Netanyahu Ubah Rute Penerbangan ke New York untuk Hindari Penangkapan di Negara Anggota ICC
Jakarta, CNN Indonesia — Perdana Menteri Israel Benjamin Netanyahu memutuskan untuk mengubah rute penerbangannya menuju New York menjelang pidatonya di Sidang Majelis Umum Perserikatan Bangsa-Bangsa (SMU PBB) yang dijadwalkan pada Jumat, 26 September 2024. Langkah ini diambil setelah Mahkamah Pidana Internasional (ICC) mengeluarkan surat perintah penangkapan terhadapnya, menjadikannya sebagai buronan.

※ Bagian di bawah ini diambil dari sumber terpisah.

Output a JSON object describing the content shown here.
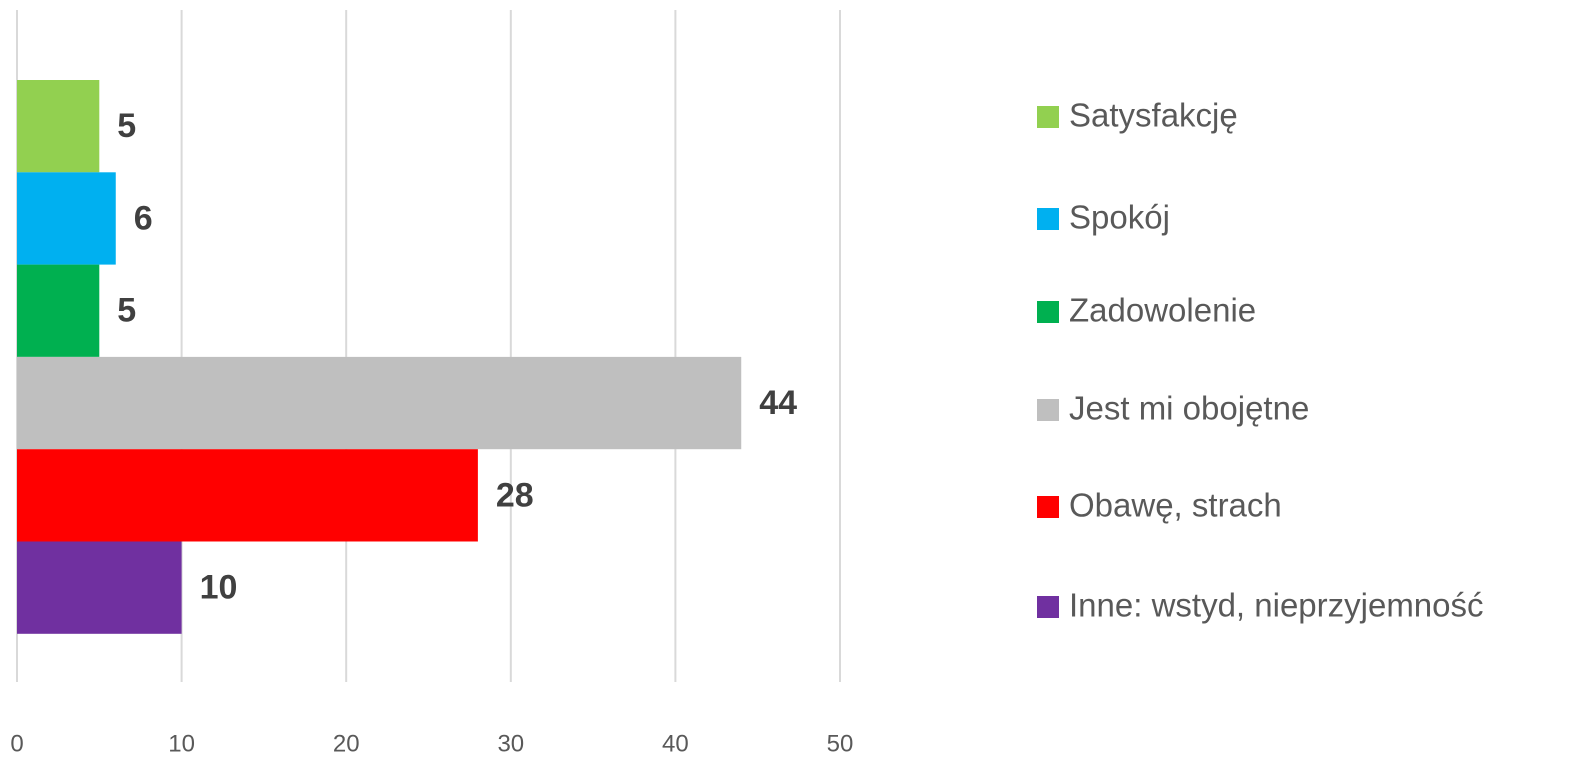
{
  "chart_data": {
    "type": "bar",
    "orientation": "horizontal",
    "series": [
      {
        "name": "Satysfakcję",
        "color": "#92d050",
        "values": [
          5
        ]
      },
      {
        "name": "Spokój",
        "color": "#00b0f0",
        "values": [
          6
        ]
      },
      {
        "name": "Zadowolenie",
        "color": "#00b050",
        "values": [
          5
        ]
      },
      {
        "name": "Jest mi obojętne",
        "color": "#bfbfbf",
        "values": [
          44
        ]
      },
      {
        "name": "Obawę, strach",
        "color": "#ff0000",
        "values": [
          28
        ]
      },
      {
        "name": "Inne: wstyd, nieprzyjemność",
        "color": "#7030a0",
        "values": [
          10
        ]
      }
    ],
    "xlim": [
      0,
      50
    ],
    "xticks": [
      0,
      10,
      20,
      30,
      40,
      50
    ],
    "grid": true,
    "legend": "right"
  }
}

Berdasarkan pelacakan penerbangan yang dilakukan oleh FlightRadar24, pesawat Netanyahu terlihat melintasi Yunani dan Italia sebelum mengubah arah menuju Selat Gibraltar dan melanjutkan penerbangan ke Atlantik. Sebelumnya, rute yang biasanya ditempuh oleh Netanyahu adalah melewati Prancis, yang juga merupakan anggota ICC, setelah Yunani dan Italia. Terlihat bahwa Netanyahu sengaja menghindari wilayah udara Spanyol dan Portugal saat melewati Selat Gibraltar.
Media Israel mengonfirmasi bahwa perubahan rute ini dilakukan untuk menjauhi negara-negara yang meratifikasi Statuta Roma ICC, yang berpotensi menangkapnya jika terjadi pendaratan darurat. Pada 21 November 2024, ICC mengeluarkan surat perintah penangkapan terhadap Netanyahu dan mantan Menteri Pertahanan, Yoav Gallant. Keduanya dituduh melakukan kejahatan perang, kejahatan terhadap kemanusiaan, serta penggunaan kelaparan sebagai senjata terhadap rakyat Gaza.
Sejumlah negara anggota ICC, termasuk Prancis, Portugal, dan Spanyol, telah menyatakan siap menangkap Netanyahu jika ia memasuki wilayah mereka. Ketiga negara tersebut, yang baru-baru ini mengakui keberadaan negara Palestina, tidak menyembunyikan sikap mereka terhadap Israel. Pengakuan dari Prancis dan Portugal terhadap Palestina mendapat respons keras dari pihak Israel.
Meskipun demikian, Prancis sebelumnya telah memberikan izin bagi Netanyahu untuk melintasi wilayah udaranya dalam perjalanan menuju New York, seperti yang disampaikan oleh seorang diplomat Prancis kepada AFP. Hal ini menunjukkan kompleksitas dalam hubungan diplomatik di tengah situasi yang mencekam.
Perubahan rute penerbangan ini tidak hanya berimplikasi bagi Netanyahu, tetapi juga menggambarkan ketegangan yang terus berlangsung antara Israel dan Palestina, serta bagaimana intervensi internasional berperan dalam konflik ini. Keberadaan surat perintah penangkapan tersebut menjadi bukti bahwa isu kejahatan perang dan hak asasi manusia yang terkait dengan konflik di Gaza terus menjadi perhatian utama bagi masyarakat internasional.
Sebagai pemimpin negara yang selama ini terlibat dalam berbagai kontroversi, langkah Netanyahu ini menunjukkan upaya untuk menghindari konsekuensi hukum yang dapat dihadapinya di hadapan ICC. Dengan situasi yang terus berkembang, rute penerbangan yang diambil oleh Netanyahu mungkin akan terus menjadi sorotan media dan publik serta menambah ketegangan dalam hubungan diplomatik Israel dengan negara-negara Eropa dan dunia.
Sementara menantikan pidatonya di SMU PBB, Netanyahu kini dihadapkan pada dilema besar: melanjutkan agenda politiknya di panggung internasional sambil tetap terancam oleh latar belakang hukum yang memungkinkannya ditangkap. Pidato tersebut diharapkan dapat memberikan pandangan lebih jelas mengenai posisi Israel dalam konflik yang berkepanjangan dengan Palestina dan tanggapan terhadap tuduhan yang dihadapinya.